Às minhas importunações devo somente os teus desvelos e transportes...
De sangue frio formaste a tenção de me abraçar, e consideraste a minha paixão como um trofeu, sem que o teu coração jamais fosse comovido entranhavelmente...
Não deves tu ser bem infeliz, e ter bem pouca delicadeza, para nunca haver sabido colher outro fruto dos meus enlevamentos?...
E como é possível que com tanto Amor eu não tenha podido fazer-te completamente venturoso?
Lamento, por Amor de ti somente, as deleitações infinitas que perdeste...
Por que fatalidade não quiseste desfrutá-las?...
Ah! se as conhecesses, acharias sem dúvida que são mais sensíveis do que a satisfação de me ter seduzido, e terias experimentado que somos mais felizes, e sentimos qualquer coisa de mais fino mimo em amar ardentemente, do que em ser amados.
Não sei nem o que sou, nem o que faço, nem o que desejo...
Mil tormentos contrários me despedaçam!...
Quem poderá imaginar um estado mais deplorável?...
Amo-te como uma perdida, e modero-me ainda assim contigo, até não ousar talvez desejar-te as mesmas tribulações, os mesmos transportes que me agitam...
Matar-me-ia, ou a não fazê-lo, morreria de dor, se estivesse certa que nunca tinhas repouso, que a tua vida era uma contínua desordem e perturbação, que não cessavas de derramar lágrimas, e que tudo aborrecias...
Eu não me sinto com forças para os meus males, como poderia suportar a dor que me causariam os teus, mil vezes mais penetrantes?...
Contudo não posso do mesmo modo resolver-me a desejar que não me tragas no pensamento, e para falar-te sinceramente, sinto com furor ciúmes de tudo quanto possa causar-te alegria; comover ä teu coração, e dar-te gosto em França.
Ignoro por que motivo te escrevo...
Vejo que apenas terás dó de mim, e eu rejeito a tua compaixão, e nada quero dela;
Enfado-me contra mim mesma, quando faço reflexão sobre tudo o que te sacrifiquei...
Perdi a minha reputação; expus-me aos furores de meus pais e parentes, às severas leis deste Reino contra as religiosas... e à tua ingratidão, que me parece a maior de todas as desgraças...
Ainda assim eu sinto que os meus remorsos não são verdadeiros, e que do íntimo do meu coração quisera ter corrido muito maiores perigos por Amor de ti, e provo um funesto prazer de ter arriscado por ti vida e honra.
Tudo o que me é mais precioso não devia eu entregá-lo à tua disposição?...
E não devo eu ter muita satisfação de o ter empregado como fiz?...

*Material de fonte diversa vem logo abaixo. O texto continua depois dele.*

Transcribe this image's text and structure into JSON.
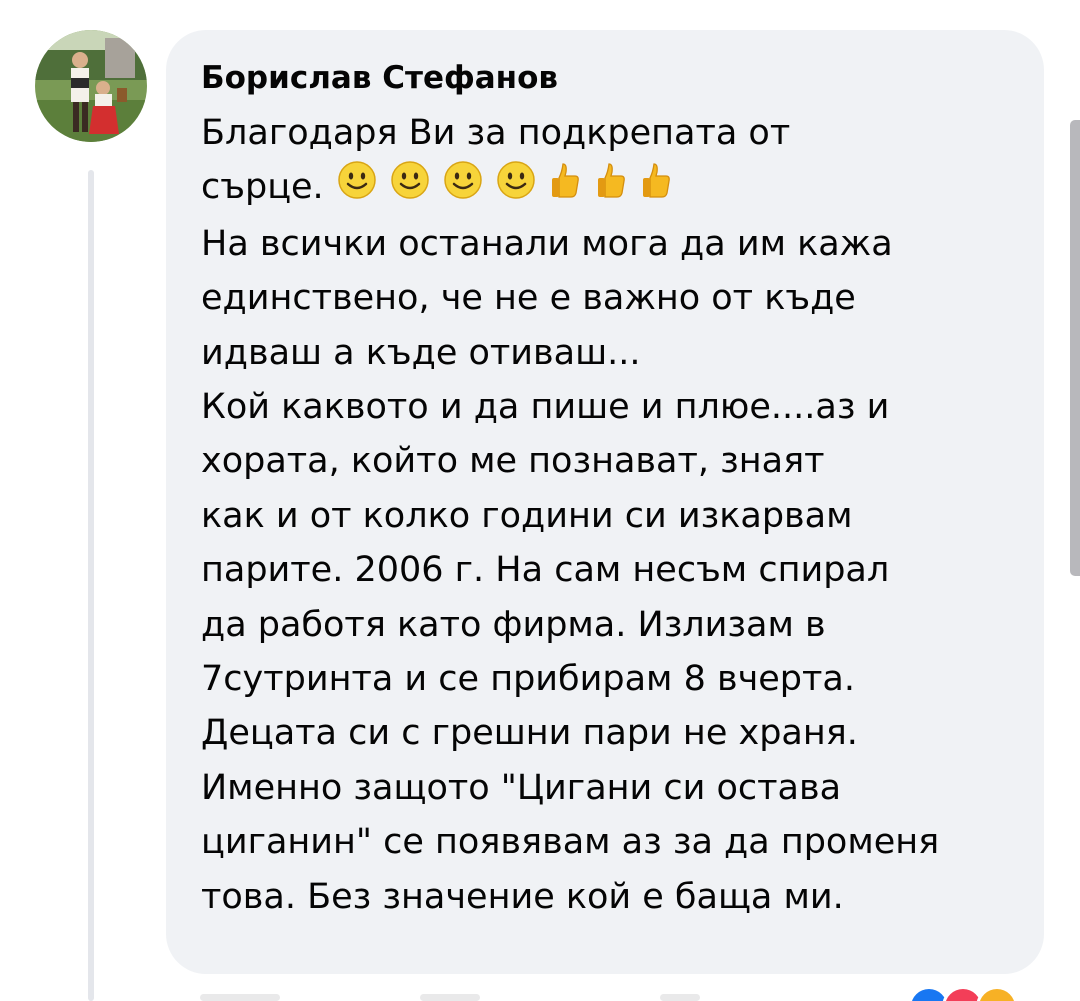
{
  "comment": {
    "author": "Борислав Стефанов",
    "lines": [
      "Благодаря Ви за подкрепата от",
      "сърце.",
      "На всички останали мога да им кажа",
      "единствено, че  не е важно от къде",
      "идваш а къде отиваш...",
      "Кой каквото и да пише и плюе....аз и",
      "хората,  който ме познават, знаят",
      "как и от колко години си изкарвам",
      "парите. 2006 г. На сам несъм спирал",
      "да работя като фирма. Излизам в",
      "7сутринта и се прибирам 8 вчерта.",
      "Децата си с грешни пари не храня.",
      "Именно защото \"Цигани си остава",
      "циганин\" се появявам аз за да променя",
      "това. Без значение кой е баща ми."
    ],
    "emojis": [
      "smiling-face",
      "smiling-face",
      "smiling-face",
      "smiling-face",
      "thumbs-up",
      "thumbs-up",
      "thumbs-up"
    ]
  },
  "colors": {
    "bubble": "#f0f2f5",
    "text": "#050505",
    "thread_line": "#e4e6eb",
    "like_blue": "#1877f2",
    "love_red": "#f33e58",
    "haha_yellow": "#f7b125"
  },
  "reactions": [
    "like",
    "love",
    "haha"
  ]
}
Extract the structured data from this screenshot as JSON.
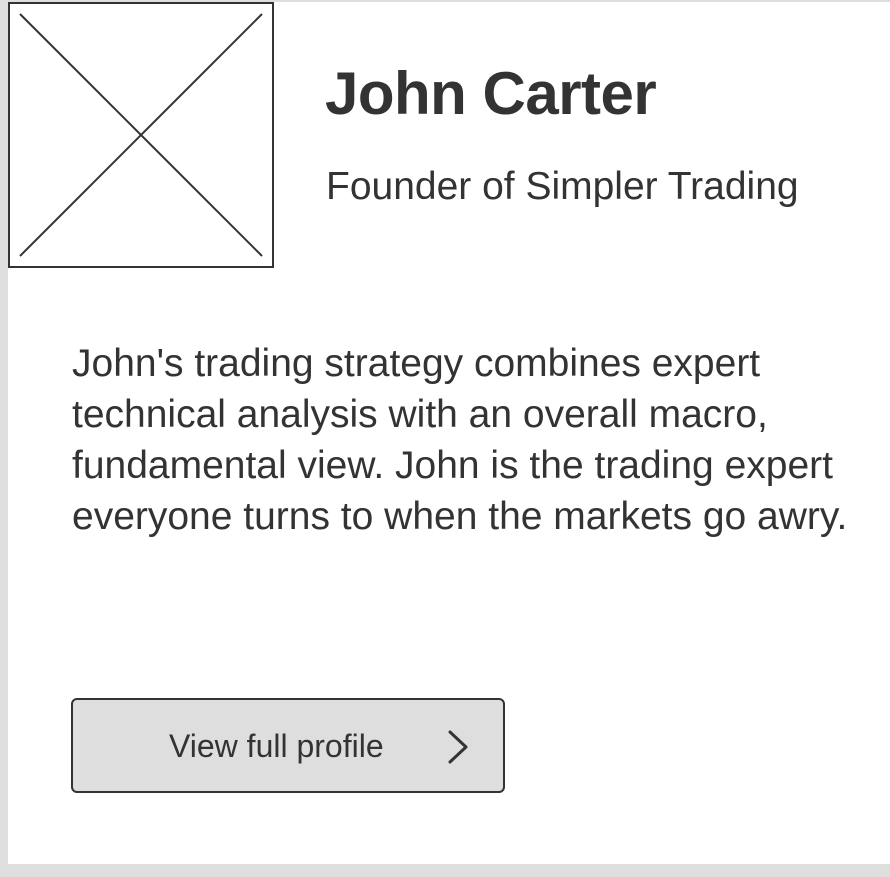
{
  "profile": {
    "name": "John Carter",
    "title": "Founder of Simpler Trading",
    "bio": "John's trading strategy combines expert technical analysis with an overall macro, fundamental view. John is the trading expert everyone turns to when the markets go awry.",
    "button_label": "View full profile",
    "button_icon": "chevron-right-icon",
    "avatar_icon": "image-placeholder-icon"
  },
  "colors": {
    "text": "#333333",
    "background": "#dedede",
    "card": "#ffffff",
    "button": "#dedede",
    "border": "#333333"
  }
}
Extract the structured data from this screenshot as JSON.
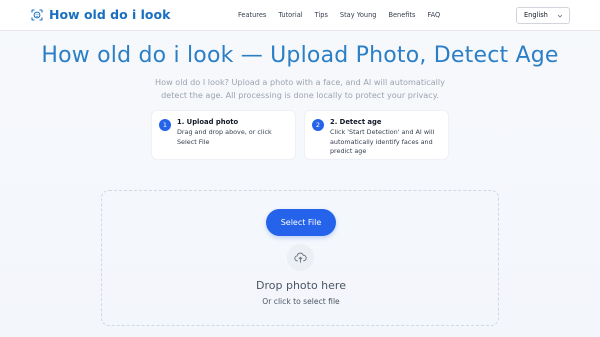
{
  "brand": {
    "name": "How old do i look",
    "logo_icon": "face-scan-icon",
    "color": "#1a6fc0"
  },
  "nav": {
    "links": [
      "Features",
      "Tutorial",
      "Tips",
      "Stay Young",
      "Benefits",
      "FAQ"
    ],
    "language": {
      "selected": "English",
      "icon": "chevron-down-icon"
    }
  },
  "hero": {
    "title": "How old do i look — Upload Photo, Detect Age",
    "subtitle": "How old do I look? Upload a photo with a face, and AI will automatically detect the age. All processing is done locally to protect your privacy."
  },
  "steps": [
    {
      "number": "1",
      "title": "1. Upload photo",
      "description": "Drag and drop above, or click Select File"
    },
    {
      "number": "2",
      "title": "2. Detect age",
      "description": "Click 'Start Detection' and AI will automatically identify faces and predict age"
    }
  ],
  "dropzone": {
    "button_label": "Select File",
    "icon": "cloud-upload-icon",
    "title": "Drop photo here",
    "subtitle": "Or click to select file"
  },
  "colors": {
    "accent": "#2563eb",
    "title": "#2b7fc6",
    "muted": "#9ca3af"
  }
}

Parece-me até não estar contente, nem dás minhas mágoas, nem do excesso de meu Amor, ainda que, ai de mim! não possa, mal pecado, lisonjear-me de estar contente de ti...

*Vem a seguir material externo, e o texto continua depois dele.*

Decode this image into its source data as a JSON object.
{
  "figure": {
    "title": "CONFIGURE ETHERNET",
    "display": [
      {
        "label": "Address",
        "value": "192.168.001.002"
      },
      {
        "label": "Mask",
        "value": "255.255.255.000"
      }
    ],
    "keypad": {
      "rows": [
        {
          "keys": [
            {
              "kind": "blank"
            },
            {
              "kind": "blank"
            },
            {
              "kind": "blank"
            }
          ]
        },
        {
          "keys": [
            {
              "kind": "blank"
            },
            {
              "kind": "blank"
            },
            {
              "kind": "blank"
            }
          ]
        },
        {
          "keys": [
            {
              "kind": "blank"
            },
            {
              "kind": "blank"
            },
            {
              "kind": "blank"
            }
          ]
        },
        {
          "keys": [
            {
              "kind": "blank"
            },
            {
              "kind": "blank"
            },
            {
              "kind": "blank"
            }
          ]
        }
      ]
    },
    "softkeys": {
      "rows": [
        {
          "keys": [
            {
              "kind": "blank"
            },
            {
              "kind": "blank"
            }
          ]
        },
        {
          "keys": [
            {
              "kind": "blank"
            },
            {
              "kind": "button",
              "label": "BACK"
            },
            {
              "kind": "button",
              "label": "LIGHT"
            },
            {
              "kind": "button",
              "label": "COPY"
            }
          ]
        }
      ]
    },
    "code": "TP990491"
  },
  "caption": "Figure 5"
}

Vivo, e como desleal, faço tanto por conservar a vida, quanto perdê-la!...
Morro de vergonha... acaso a minha desesperação existe somente nas minhas?...

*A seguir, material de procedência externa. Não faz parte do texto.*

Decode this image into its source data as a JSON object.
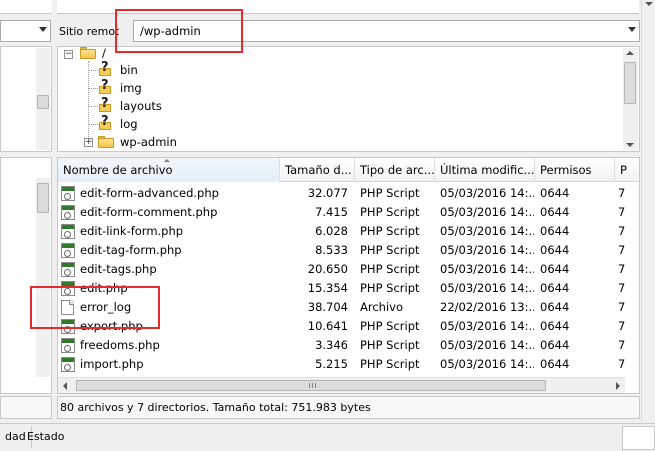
{
  "remote": {
    "site_label": "Sitio remoto:",
    "path_value": "/wp-admin"
  },
  "tree": {
    "items": [
      {
        "label": "/",
        "icon": "folder-icon"
      },
      {
        "label": "bin",
        "icon": "question-folder-icon"
      },
      {
        "label": "img",
        "icon": "question-folder-icon"
      },
      {
        "label": "layouts",
        "icon": "question-folder-icon"
      },
      {
        "label": "log",
        "icon": "question-folder-icon"
      },
      {
        "label": "wp-admin",
        "icon": "folder-icon"
      }
    ]
  },
  "file_list": {
    "columns": [
      {
        "label": "Nombre de archivo"
      },
      {
        "label": "Tamaño d..."
      },
      {
        "label": "Tipo de arc..."
      },
      {
        "label": "Última modific..."
      },
      {
        "label": "Permisos"
      },
      {
        "label": "P"
      }
    ],
    "rows": [
      {
        "name": "edit-form-advanced.php",
        "size": "32.077",
        "type": "PHP Script",
        "modified": "05/03/2016 14:...",
        "perms": "0644",
        "owner": "7",
        "icon": "php-file-icon"
      },
      {
        "name": "edit-form-comment.php",
        "size": "7.415",
        "type": "PHP Script",
        "modified": "05/03/2016 14:...",
        "perms": "0644",
        "owner": "7",
        "icon": "php-file-icon"
      },
      {
        "name": "edit-link-form.php",
        "size": "6.028",
        "type": "PHP Script",
        "modified": "05/03/2016 14:...",
        "perms": "0644",
        "owner": "7",
        "icon": "php-file-icon"
      },
      {
        "name": "edit-tag-form.php",
        "size": "8.533",
        "type": "PHP Script",
        "modified": "05/03/2016 14:...",
        "perms": "0644",
        "owner": "7",
        "icon": "php-file-icon"
      },
      {
        "name": "edit-tags.php",
        "size": "20.650",
        "type": "PHP Script",
        "modified": "05/03/2016 14:...",
        "perms": "0644",
        "owner": "7",
        "icon": "php-file-icon"
      },
      {
        "name": "edit.php",
        "size": "15.354",
        "type": "PHP Script",
        "modified": "05/03/2016 14:...",
        "perms": "0644",
        "owner": "7",
        "icon": "php-file-icon"
      },
      {
        "name": "error_log",
        "size": "38.704",
        "type": "Archivo",
        "modified": "22/02/2016 13:...",
        "perms": "0644",
        "owner": "7",
        "icon": "file-icon"
      },
      {
        "name": "export.php",
        "size": "10.641",
        "type": "PHP Script",
        "modified": "05/03/2016 14:...",
        "perms": "0644",
        "owner": "7",
        "icon": "php-file-icon"
      },
      {
        "name": "freedoms.php",
        "size": "3.346",
        "type": "PHP Script",
        "modified": "05/03/2016 14:...",
        "perms": "0644",
        "owner": "7",
        "icon": "php-file-icon"
      },
      {
        "name": "import.php",
        "size": "5.215",
        "type": "PHP Script",
        "modified": "05/03/2016 14:...",
        "perms": "0644",
        "owner": "7",
        "icon": "php-file-icon"
      }
    ]
  },
  "status": {
    "remote_summary": "80 archivos y 7 directorios. Tamaño total: 751.983 bytes"
  },
  "queue_tabs": {
    "tab_a": "dad",
    "tab_b": "Estado"
  },
  "colors": {
    "highlight": "#e52b2b",
    "php_icon_bar": "#2d7a2d",
    "folder": "#f1c64f"
  }
}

Se eu te amasse com aquele extremo que milhares de vezes te disse, não teria eu já de longo tempo cessado de viver?...
Enganei-te... tens toda a razão de queixar-te de mim... Ah ! por que não te queixas?...
Vi-te partir; nenhumas esperanças posso ter de mais ver-te. e ainda respiro!... É uma traição...
Peço-te dela perdão.
Mas não mo concedas...
Trata-me rigorosamente.
Não julgues os meus sentimentos veementes...
Sê mais difícil de contentar...
Ordena-me nas tuas cartas que morra de Amor por ti...
Oh! conjuro-te de me dares esse auxílio para poder vencer a fraqueza do meu sexo, e pôr termo às minhas irresoluções, por um golpe de verdadeira desesperação.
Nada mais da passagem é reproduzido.